Review of Jonathan Maberry’s: The King of Plagues

The King of Plagues

Joe Ledger is back and he brought his smartass sense of humor with him this time. The last book had a little bit of a departure from his sense of humor. This book brings it back with a vengeance. I especially loved when he first gets introduced to Aunt Sally. That scene is classic. I listened to it over and over again, laughing each time.

This book also features the less than triumphant return of Gault and Toys. Their relationship makes these characters more interesting than just the stock bad guys. The reader is never sure how their relationship is going.

Also with Joe we find him returning to the DMS, given glimpses of a side story of what he was doing while he was away. Once again he is thrown into the fire and is already behind as they find out that there is a plot to destroy the world.

I like the way Jonathan Maberry has been handling these characters, especially Joe and Church. He metes out a small amount of insight at a time as to who they are, what they want, and why they do what they do. Joe especially is a very human character with faults and frailties instead of just being an emotionless badass. I find that this adds amazing depth to the character. The internal conflict that the reader sees him go through on a regular basis makes him very accessible through his doubts and fears.

The other addition that I really liked in this book was Joe’s German Shepherd, Ghost. At first, Ghost seems like a prop, but as the story goes along, Ghost begins to show his own personality. It is definitely a sidekick role but as the story progresses we see the relationship between Joe and Ghost which is deeper than a trained dog and his handler.

The storyline was interesting. It wasn’t immediately a doomsday plot and Mr. Maberry did a great job of milking the mythology of secret groups and adding his own slant to it while making it seem plausible instead of cliched, which it easily could’ve become.

Once again there was a great amount of tension as we watch the villains systematically execute their plot and watch the DMS struggle to catch up. As the story continues and Joe discovers what is happening piece by piece, the seeming infallibility of the group is chipped away.

One of the other new characters is Santoro,  a devoted madman whose character definitely evokes strong emotions. I felt myself wanting to harm this person at several points for the things that he had done. The villains were done quite well not only in Santoro but also the Seven Kings who were the group behind the scenes, driving the whole nefarious plot.

The plot itself was less supernatural this time and more about a group who wanted to profit from mass destruction, however, their web of deception was so well done and so well written that I found myself more interested in this story than the first two.

The only real supernatural component was the character Nicodemus, who was creepy and very interesting, and I could easily see being a continuing thorn in Joe’s side throughout other books.

If anything, this book had more of an emotional impact than the other two, with the exception of a certain scene in The Dragon Factory, because it really showed the depths an individual can be coerced to do to save those they love. It was emotional because Santoro took good people, caring people, who were absolutely devoted to the people they love and turn that against them and use them for unconscionable acts of evil.

I listened to this book on Audible, and once again Ray Porter’s narration was excellent. Again his narration involved me in the story in a way that the book would not be able to.

Another new character that I liked was Sercie. When she started out she was a very dry character until she introduced herself to Joe. That scene in itself was completely hysterical,  and I really liked that they brought her in as a former friend of Grace’s.
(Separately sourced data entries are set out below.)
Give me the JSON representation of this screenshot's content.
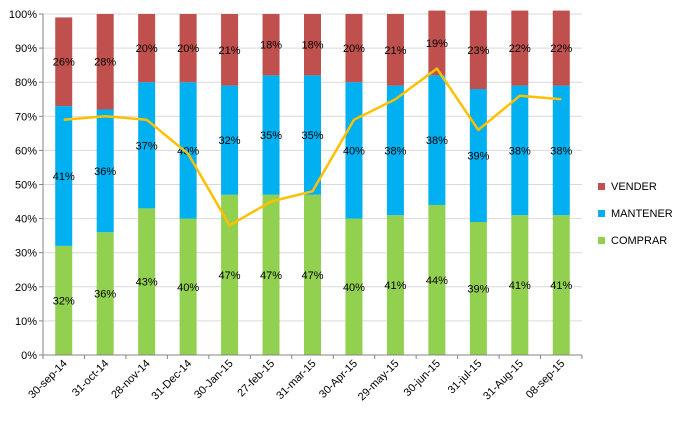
{
  "chart_data": {
    "type": "bar",
    "stacked": true,
    "categories": [
      "30-sep-14",
      "31-oct-14",
      "28-nov-14",
      "31-Dec-14",
      "30-Jan-15",
      "27-feb-15",
      "31-mar-15",
      "30-Apr-15",
      "29-may-15",
      "30-jun-15",
      "31-jul-15",
      "31-Aug-15",
      "08-sep-15"
    ],
    "series": [
      {
        "name": "COMPRAR",
        "color": "#92d050",
        "values": [
          32,
          36,
          43,
          40,
          47,
          47,
          47,
          40,
          41,
          44,
          39,
          41,
          41
        ]
      },
      {
        "name": "MANTENER",
        "color": "#00b0f0",
        "values": [
          41,
          36,
          37,
          40,
          32,
          35,
          35,
          40,
          38,
          38,
          39,
          38,
          38
        ]
      },
      {
        "name": "VENDER",
        "color": "#c0504d",
        "values": [
          26,
          28,
          20,
          20,
          21,
          18,
          18,
          20,
          21,
          19,
          23,
          22,
          22
        ]
      }
    ],
    "data_labels": {
      "COMPRAR": [
        "32%",
        "36%",
        "43%",
        "40%",
        "47%",
        "47%",
        "47%",
        "40%",
        "41%",
        "44%",
        "39%",
        "41%",
        "41%"
      ],
      "MANTENER": [
        "41%",
        "36%",
        "37%",
        "40%",
        "32%",
        "35%",
        "35%",
        "40%",
        "38%",
        "38%",
        "39%",
        "38%",
        "38%"
      ],
      "VENDER": [
        "26%",
        "28%",
        "20%",
        "20%",
        "21%",
        "18%",
        "18%",
        "20%",
        "21%",
        "19%",
        "23%",
        "22%",
        "22%"
      ]
    },
    "line": {
      "color": "#ffc000",
      "values": [
        69,
        70,
        69,
        59,
        38,
        45,
        48,
        69,
        75,
        84,
        66,
        76,
        75
      ]
    },
    "yticks": [
      "0%",
      "10%",
      "20%",
      "30%",
      "40%",
      "50%",
      "60%",
      "70%",
      "80%",
      "90%",
      "100%"
    ],
    "ylim": [
      0,
      100
    ],
    "grid": true,
    "legend": {
      "position": "right",
      "order": [
        "VENDER",
        "MANTENER",
        "COMPRAR"
      ]
    },
    "title": "",
    "xlabel": "",
    "ylabel": ""
  }
}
Another thing I liked about this book was the plot. In Patient Zero and The Dragon Factory, I guessed a majority of the ending about halfway through the book. With this book, I had no idea what was coming until the very end. I was happy with a plot that kept me guessing and at the same time was brilliant in its own simplicity. I enjoyed not guessing the ending halfway through the book.

Overall, another very interesting and involving book that continues to grow the main characters. I look forward to the next.